En cuanto al tratamiento de la imagen, Roberto González se acerca al surrealismo. Él trabaja más directo con la realidad, y no a partir de sueños, como hacen los seguidores de ese movimiento. Pero no son «historias» contadas. Juega —en pocas palabras— con las escalas surrealistas, mas desde el punto de vista de imagen, no de concepto.

No hay dudas, en la base de la propuesta de este creador, cuya obra se encuentra en importantes colecciones y se ha expuesto en galerías, museos, ferias de arte de América Latina y el Caribe, Europa, Asia y Estados Unidos, yace también, y con fuerza, el tema de la percepción de la existencia, no solo desde el lugar tanto del espectador como del artista, sino como planteo artístico-filosófico-conceptual de la época, de nuestra época. En lugar de aquella ambición de totalidad que pretendía el Arte del Renacimiento, Roberto González presenta una suerte de puestas en escena intimistas, que aluden a un diálogo entre una realidad y otra (objetiva/subjetiva). Esos espacios —que atraen los sentidos cual imanes— funcionan en muchos casos a manera de espejos, se vuelven hacia quien observa el conjunto para profundizar el acto mismo de percepción.

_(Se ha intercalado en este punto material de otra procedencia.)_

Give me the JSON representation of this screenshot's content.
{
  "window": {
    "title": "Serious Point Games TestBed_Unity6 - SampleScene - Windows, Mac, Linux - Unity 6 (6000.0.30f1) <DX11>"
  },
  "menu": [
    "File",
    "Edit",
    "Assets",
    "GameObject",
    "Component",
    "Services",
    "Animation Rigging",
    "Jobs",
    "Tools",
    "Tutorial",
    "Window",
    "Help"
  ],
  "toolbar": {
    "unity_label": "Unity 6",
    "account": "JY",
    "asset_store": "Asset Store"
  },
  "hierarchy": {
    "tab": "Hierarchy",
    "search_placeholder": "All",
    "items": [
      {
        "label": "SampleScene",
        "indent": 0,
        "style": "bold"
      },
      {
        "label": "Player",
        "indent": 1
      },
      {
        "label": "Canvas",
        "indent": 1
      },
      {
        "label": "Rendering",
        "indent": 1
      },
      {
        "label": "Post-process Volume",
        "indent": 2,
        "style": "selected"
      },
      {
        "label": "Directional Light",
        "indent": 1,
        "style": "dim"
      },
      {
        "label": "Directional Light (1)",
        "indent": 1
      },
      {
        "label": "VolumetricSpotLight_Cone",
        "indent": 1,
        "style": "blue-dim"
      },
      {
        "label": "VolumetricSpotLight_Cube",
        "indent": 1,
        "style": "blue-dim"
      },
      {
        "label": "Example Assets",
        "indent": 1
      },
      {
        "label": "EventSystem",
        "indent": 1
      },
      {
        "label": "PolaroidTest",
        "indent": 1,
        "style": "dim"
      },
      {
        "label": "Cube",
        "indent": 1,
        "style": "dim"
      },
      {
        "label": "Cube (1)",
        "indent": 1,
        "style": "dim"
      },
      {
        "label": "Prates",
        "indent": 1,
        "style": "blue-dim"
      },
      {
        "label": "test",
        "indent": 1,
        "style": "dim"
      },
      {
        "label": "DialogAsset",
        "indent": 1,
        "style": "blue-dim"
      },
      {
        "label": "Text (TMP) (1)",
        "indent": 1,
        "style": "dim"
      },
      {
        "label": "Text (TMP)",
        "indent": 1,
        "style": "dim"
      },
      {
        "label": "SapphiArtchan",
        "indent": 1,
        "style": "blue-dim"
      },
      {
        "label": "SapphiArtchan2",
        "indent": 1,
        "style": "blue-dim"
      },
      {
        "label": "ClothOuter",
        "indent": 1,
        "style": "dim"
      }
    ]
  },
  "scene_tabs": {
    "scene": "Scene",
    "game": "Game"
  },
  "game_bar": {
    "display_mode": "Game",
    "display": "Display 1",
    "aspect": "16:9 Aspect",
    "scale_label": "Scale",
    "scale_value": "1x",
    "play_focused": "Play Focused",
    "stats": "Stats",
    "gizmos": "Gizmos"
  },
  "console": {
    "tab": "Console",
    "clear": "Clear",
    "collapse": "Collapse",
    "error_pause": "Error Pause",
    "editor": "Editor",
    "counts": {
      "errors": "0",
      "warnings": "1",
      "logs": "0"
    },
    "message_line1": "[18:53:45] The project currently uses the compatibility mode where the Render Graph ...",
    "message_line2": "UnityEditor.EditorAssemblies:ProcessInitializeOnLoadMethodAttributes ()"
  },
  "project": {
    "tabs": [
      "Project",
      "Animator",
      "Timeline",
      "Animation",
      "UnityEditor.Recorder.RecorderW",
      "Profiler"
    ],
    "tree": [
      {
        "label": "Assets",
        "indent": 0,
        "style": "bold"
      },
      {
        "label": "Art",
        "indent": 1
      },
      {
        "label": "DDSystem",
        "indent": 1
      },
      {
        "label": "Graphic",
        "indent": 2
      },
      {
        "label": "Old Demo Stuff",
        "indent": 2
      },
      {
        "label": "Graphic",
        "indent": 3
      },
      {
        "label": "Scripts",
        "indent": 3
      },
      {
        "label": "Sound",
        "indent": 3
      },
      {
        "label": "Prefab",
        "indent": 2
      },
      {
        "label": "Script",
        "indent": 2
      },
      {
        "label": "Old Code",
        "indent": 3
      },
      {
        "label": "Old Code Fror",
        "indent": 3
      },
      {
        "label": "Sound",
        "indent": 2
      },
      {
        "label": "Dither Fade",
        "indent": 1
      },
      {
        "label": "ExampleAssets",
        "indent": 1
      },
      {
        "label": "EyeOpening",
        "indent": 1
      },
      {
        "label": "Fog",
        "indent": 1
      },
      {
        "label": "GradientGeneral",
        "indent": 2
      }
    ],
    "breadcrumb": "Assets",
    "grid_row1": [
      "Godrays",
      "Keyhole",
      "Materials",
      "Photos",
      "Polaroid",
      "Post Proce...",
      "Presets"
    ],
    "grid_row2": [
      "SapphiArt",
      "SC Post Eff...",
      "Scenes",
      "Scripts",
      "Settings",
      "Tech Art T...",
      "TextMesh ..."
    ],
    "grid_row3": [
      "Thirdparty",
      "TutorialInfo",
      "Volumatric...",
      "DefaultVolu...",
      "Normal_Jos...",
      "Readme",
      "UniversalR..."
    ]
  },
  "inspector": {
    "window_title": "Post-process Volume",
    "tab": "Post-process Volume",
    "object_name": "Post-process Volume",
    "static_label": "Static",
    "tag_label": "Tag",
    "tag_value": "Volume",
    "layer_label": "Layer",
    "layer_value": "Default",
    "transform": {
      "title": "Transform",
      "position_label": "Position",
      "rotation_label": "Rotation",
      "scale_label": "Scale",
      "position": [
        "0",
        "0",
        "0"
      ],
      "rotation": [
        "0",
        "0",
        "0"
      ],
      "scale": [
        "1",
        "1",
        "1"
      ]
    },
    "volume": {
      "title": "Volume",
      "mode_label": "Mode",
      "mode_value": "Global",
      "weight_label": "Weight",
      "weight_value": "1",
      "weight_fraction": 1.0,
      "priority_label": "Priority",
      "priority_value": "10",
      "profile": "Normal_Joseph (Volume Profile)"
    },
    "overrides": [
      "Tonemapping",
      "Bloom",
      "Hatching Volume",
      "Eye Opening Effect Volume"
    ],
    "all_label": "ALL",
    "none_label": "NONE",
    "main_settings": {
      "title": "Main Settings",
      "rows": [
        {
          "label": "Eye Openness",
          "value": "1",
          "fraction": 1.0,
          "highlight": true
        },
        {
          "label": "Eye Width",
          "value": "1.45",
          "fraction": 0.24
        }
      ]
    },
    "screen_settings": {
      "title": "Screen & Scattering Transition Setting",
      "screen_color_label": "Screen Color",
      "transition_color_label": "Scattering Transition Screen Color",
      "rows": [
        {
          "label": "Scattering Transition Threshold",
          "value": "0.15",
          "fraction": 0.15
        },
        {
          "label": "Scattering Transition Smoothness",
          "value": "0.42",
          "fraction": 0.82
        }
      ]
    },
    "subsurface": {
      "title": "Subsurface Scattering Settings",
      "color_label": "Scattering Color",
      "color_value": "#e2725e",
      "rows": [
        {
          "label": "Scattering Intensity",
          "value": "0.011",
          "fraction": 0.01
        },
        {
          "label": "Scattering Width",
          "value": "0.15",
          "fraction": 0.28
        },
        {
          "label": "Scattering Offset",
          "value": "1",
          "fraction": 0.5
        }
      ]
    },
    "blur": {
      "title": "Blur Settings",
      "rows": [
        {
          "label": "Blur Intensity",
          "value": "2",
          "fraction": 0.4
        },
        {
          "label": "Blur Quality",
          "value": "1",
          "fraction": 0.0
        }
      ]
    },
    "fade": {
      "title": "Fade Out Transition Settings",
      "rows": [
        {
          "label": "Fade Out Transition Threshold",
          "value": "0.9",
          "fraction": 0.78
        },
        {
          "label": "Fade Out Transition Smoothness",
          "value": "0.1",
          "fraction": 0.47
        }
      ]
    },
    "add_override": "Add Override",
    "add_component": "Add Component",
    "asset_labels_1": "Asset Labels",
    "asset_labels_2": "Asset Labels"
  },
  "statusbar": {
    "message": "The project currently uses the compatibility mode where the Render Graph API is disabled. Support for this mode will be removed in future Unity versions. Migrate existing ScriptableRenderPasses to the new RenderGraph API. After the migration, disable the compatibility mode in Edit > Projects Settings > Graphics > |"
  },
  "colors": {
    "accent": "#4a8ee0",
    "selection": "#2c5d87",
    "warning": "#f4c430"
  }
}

Intensidad, agudeza, pasión… Como atributos del mirar, se desprenden de sus visiones y nos hacen pensar, piel adentro.

Peso, composición frontal y de angularidad zigzagueante, materia pictórica que se presenta en bandas y rectángulos estables, tendencia a la organización tectónica, por un lado; veladuras, límites duros que por momentos encierran espacios, por el otro… Las armas están servidas, y Roberto González organiza entonces una batalla, una interacción entre estructuras sofocantes y ensoñaciones poéticas que constituye el elemento más valioso, original y reconfortante de sus cuadros (acrílicos/lienzo) ante nuestra vista y nuestras almas. Estos recursos, utilizados con parsimoniosa sabiduría, plasman una obra que se sedimenta con los años, pero que exige tiempo y serenidad para apreciarla en toda su importancia y dimensión.